The fragile cave man

When we are sick we are more alert than normal and our hearing in particular is sensitive. The hospital environment is unknown and makes recovery a challenge because we are out of our comfort zone. Human beings have developed their senses to survive in the outdoors and all the unnatural sounds in the hospital and the loud noise levels challenge the sick body. The lacking of acoustic treatment in hospitals destroy patients’ sleep and recovery and it is commonly known, that to get well and also to avoid HCAIs the patient NEEDS to sleep! Unwanted sounds will stress the body and brains and conversations down the corridor or at another patients’ bed can be harmful.

It IS possible to affect the sound environment positively installing acoustic ceilings and wall panels – and it IS possible to also make it part of a visually beautiful design. Healing and sustainable architecture is important. Not only for the patients. Also for the staff.

References

NB. This article was originally published in Spanish at www.hospitecnia.com.

^[1] Numbers from ’Sundhedsdatastyrelsen’: https://sundhedsdatastyrelsen.dk/da/tal-og-analyser

^[2] Numbers from PatientCareLink (PCL) who is a patient safety and healthcare quality initiative for patients, families and healthcare providers.

^[3] WHO: The Burden of Health Care-Associated Infection Worldwide

^[4] Lange et al: The sound of the intensive care unit - 3 weeks of continuous sound recording, 2015

^[5] Johansson et al: The sound environment in an ICU patient room – A content analysis of sound levels and patient experiences, 2012

^[6] Minckley: A study of noise and its relationship to patient discomfort in the recovery room, Nursing Research, 1968

^[7] Absorption is the ability of a material to convert sound energy into heat, i.e. to not send back to the room reflected sound once it impinges against its surface. In broad strokes, one can say that the absorption coefficient indicates the percentage of energy which remains inside the material respect the total incident energy.

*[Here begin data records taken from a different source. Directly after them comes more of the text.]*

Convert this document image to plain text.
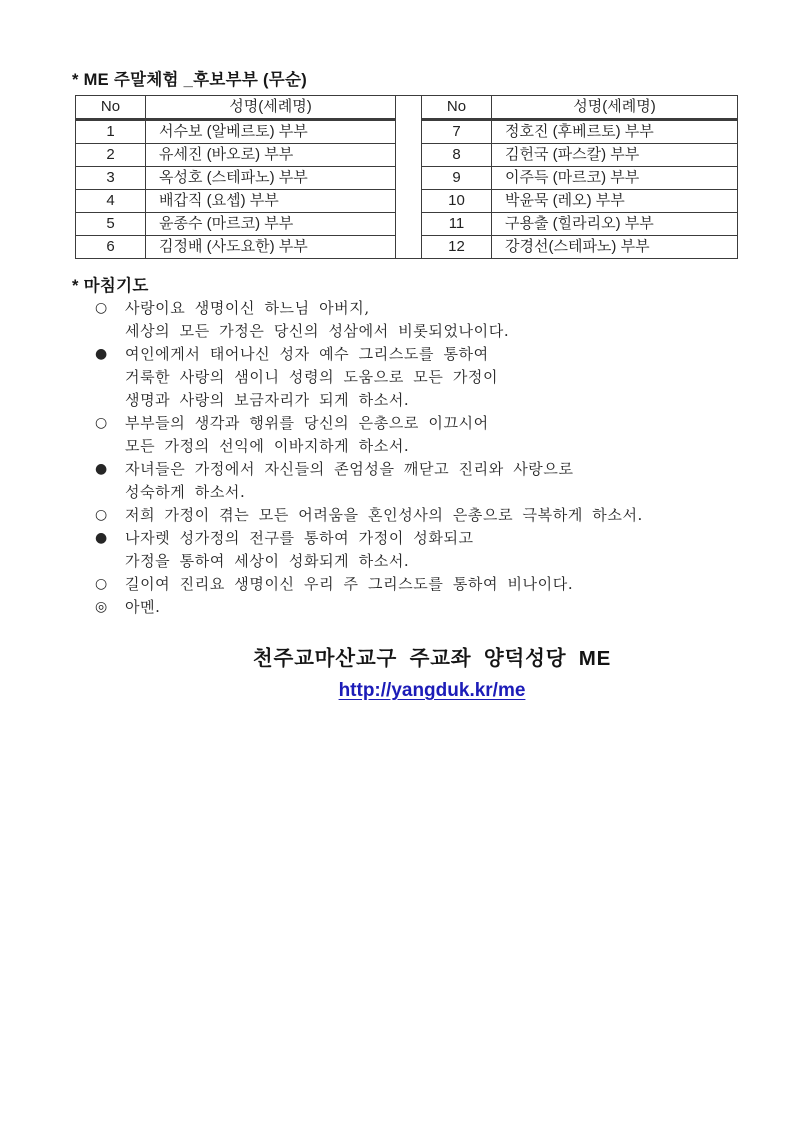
* ME 주말체험 _후보부부 (무순)
No	성명(세례명)		No	성명(세례명)
1	서수보 (알베르토) 부부		7	정호진 (후베르토) 부부
2	유세진 (바오로) 부부		8	김헌국 (파스칼) 부부
3	옥성호 (스테파노) 부부		9	이주득 (마르코) 부부
4	배갑직 (요셉) 부부		10	박윤묵 (레오) 부부
5	윤종수 (마르코) 부부		11	구용출 (힐라리오) 부부
6	김정배 (사도요한) 부부		12	강경선(스테파노) 부부
* 마침기도
○	사랑이요 생명이신 하느님 아버지,
세상의 모든 가정은 당신의 성삼에서 비롯되었나이다.
●	여인에게서 태어나신 성자 예수 그리스도를 통하여
거룩한 사랑의 샘이니 성령의 도움으로 모든 가정이
생명과 사랑의 보금자리가 되게 하소서.
○	부부들의 생각과 행위를 당신의 은총으로 이끄시어
모든 가정의 선익에 이바지하게 하소서.
●	자녀들은 가정에서 자신들의 존엄성을 깨닫고 진리와 사랑으로
성숙하게 하소서.
○	저희 가정이 겪는 모든 어려움을 혼인성사의 은총으로 극복하게 하소서.
●	나자렛 성가정의 전구를 통하여 가정이 성화되고
가정을 통하여 세상이 성화되게 하소서.
○	길이여 진리요 생명이신 우리 주 그리스도를 통하여 비나이다.
◎	아멘.
천주교마산교구 주교좌 양덕성당 ME
http://yangduk.kr/me
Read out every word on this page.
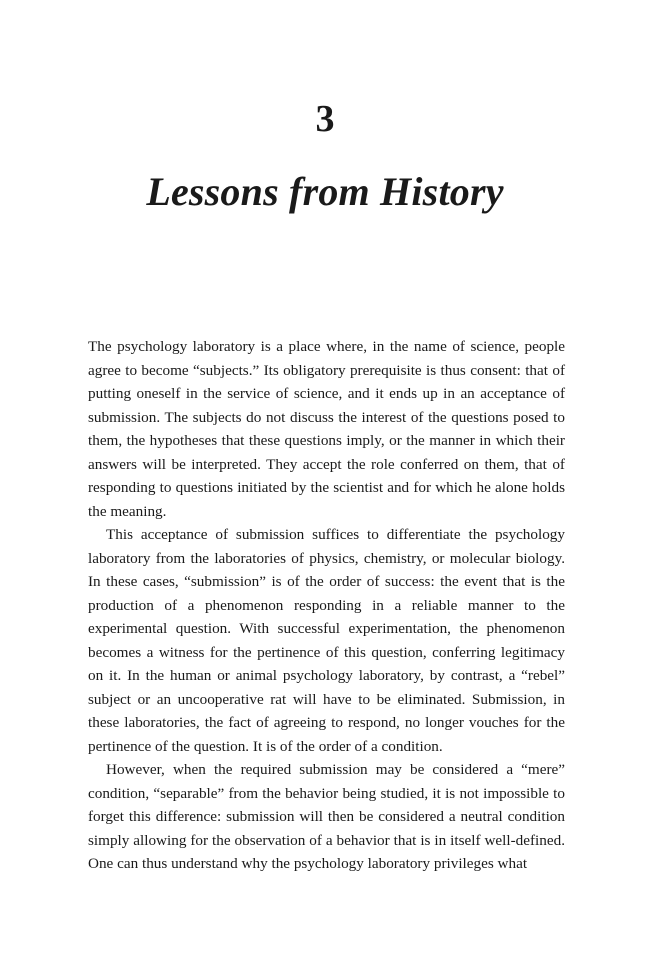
3
Lessons from History

The psychology laboratory is a place where, in the name of science, people agree to become “subjects.” Its obligatory prerequisite is thus consent: that of putting oneself in the service of science, and it ends up in an acceptance of submission. The subjects do not discuss the interest of the questions posed to them, the hypotheses that these questions imply, or the manner in which their answers will be interpreted. They accept the role conferred on them, that of responding to questions initiated by the scientist and for which he alone holds the meaning.

This acceptance of submission suffices to differentiate the psychology laboratory from the laboratories of physics, chemistry, or molecular biology. In these cases, “submission” is of the order of success: the event that is the production of a phenomenon responding in a reliable manner to the experimental question. With successful experimentation, the phenomenon becomes a witness for the pertinence of this question, conferring legitimacy on it. In the human or animal psychology laboratory, by contrast, a “rebel” subject or an uncooperative rat will have to be eliminated. Submission, in these laboratories, the fact of agreeing to respond, no longer vouches for the pertinence of the question. It is of the order of a condition.

However, when the required submission may be considered a “mere” condition, “separable” from the behavior being studied, it is not impossible to forget this difference: submission will then be considered a neutral condition simply allowing for the observation of a behavior that is in itself well-defined. One can thus understand why the psychology laboratory privileges what
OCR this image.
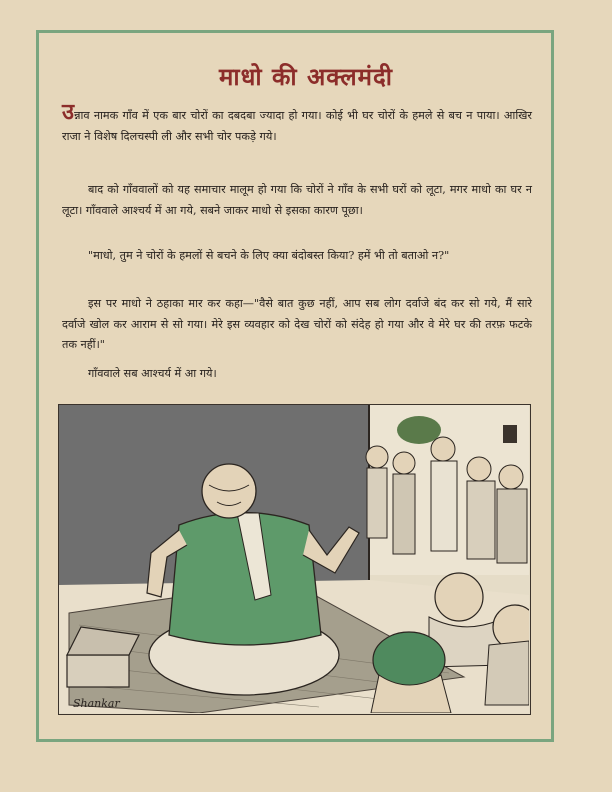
माधो की अक्लमंदी
उन्नाव नामक गाँव में एक बार चोरों का दबदबा ज्यादा हो गया। कोई भी घर चोरों के हमले से बच न पाया। आखिर राजा ने विशेष दिलचस्पी ली और सभी चोर पकड़े गये।
बाद को गाँववालों को यह समाचार मालूम हो गया कि चोरों ने गाँव के सभी घरों को लूटा, मगर माधो का घर न लूटा। गाँववाले आश्चर्य में आ गये, सबने जाकर माधो से इसका कारण पूछा।
"माधो, तुम ने चोरों के हमलों से बचने के लिए क्या बंदोबस्त किया? हमें भी तो बताओ न?"
इस पर माधो ने ठहाका मार कर कहा—"वैसे बात कुछ नहीं, आप सब लोग दर्वाजे बंद कर सो गये, मैं सारे दर्वाजे खोल कर आराम से सो गया। मेरे इस व्यवहार को देख चोरों को संदेह हो गया और वे मेरे घर की तरफ़ फटके तक नहीं।"
गाँववाले सब आश्चर्य में आ गये।
Shankar
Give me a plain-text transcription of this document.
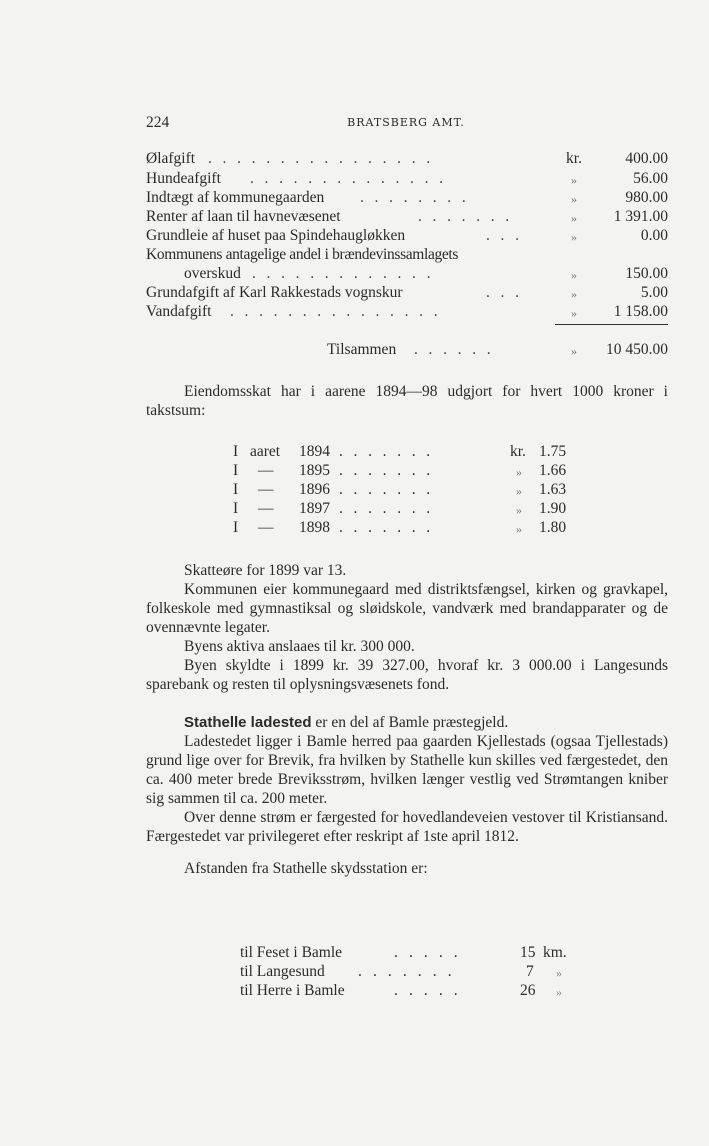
224	BRATSBERG AMT.
Ølafgift . . . . . . . . . . . . . . . .	kr.	400.00
Hundeafgift . . . . . . . . . . . . . .	»	56.00
Indtægt af kommunegaarden . . . . . . . .	»	980.00
Renter af laan til havnevæsenet	. . . . . . .	»	1 391.00
Grundleie af huset paa Spindehaugløkken	. . .	»	0.00
Kommunens antagelige andel i brændevinssamlagets
overskud . . . . . . . . . . . . .	»	150.00
Grundafgift af Karl Rakkestads vognskur	. . .	»	5.00
Vandafgift . . . . . . . . . . . . . . .	»	1 158.00
Tilsammen . . . . . .	»	10 450.00

Eiendomsskat har i aarene 1894—98 udgjort for hvert 1000 kroner i takstsum:

I aaret 1894 . . . . . . .	kr. 1.75
I — 1895 . . . . . . .	» 1.66
I — 1896 . . . . . . .	» 1.63
I — 1897 . . . . . . .	» 1.90
I — 1898 . . . . . . .	» 1.80

Skatteøre for 1899 var 13.

Kommunen eier kommunegaard med distriktsfængsel, kirken og gravkapel, folkeskole med gymnastiksal og sløidskole, vandværk med brandapparater og de ovennævnte legater.

Byens aktiva anslaaes til kr. 300 000.

Byen skyldte i 1899 kr. 39 327.00, hvoraf kr. 3 000.00 i Langesunds sparebank og resten til oplysningsvæsenets fond.

Stathelle ladested er en del af Bamle præstegjeld.

Ladestedet ligger i Bamle herred paa gaarden Kjellestads (ogsaa Tjellestads) grund lige over for Brevik, fra hvilken by Stathelle kun skilles ved færgestedet, den ca. 400 meter brede Breviksstrøm, hvilken længer vestlig ved Strømtangen kniber sig sammen til ca. 200 meter.

Over denne strøm er færgested for hovedlandeveien vestover til Kristiansand. Færgestedet var privilegeret efter reskript af 1ste april 1812.

Afstanden fra Stathelle skydsstation er:

til Feset i Bamle	. . . . .	15 km.
til Langesund . . . . . . .	7 »
til Herre i Bamle	. . . . .	26 »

It is denoted by the Greek letter alpha α which ranges between 0 (a total reflective material) and 1 (total absorption). A class A absorption material has an αw ranging between 0.9 and 1 (weighted average value, as absorption depends on the frequency).

^[8] Hagerman et al.: Influence of intensive coronary care acoustics on the quality of care and physiological state of patients, International Journal of Cardiology, 2005.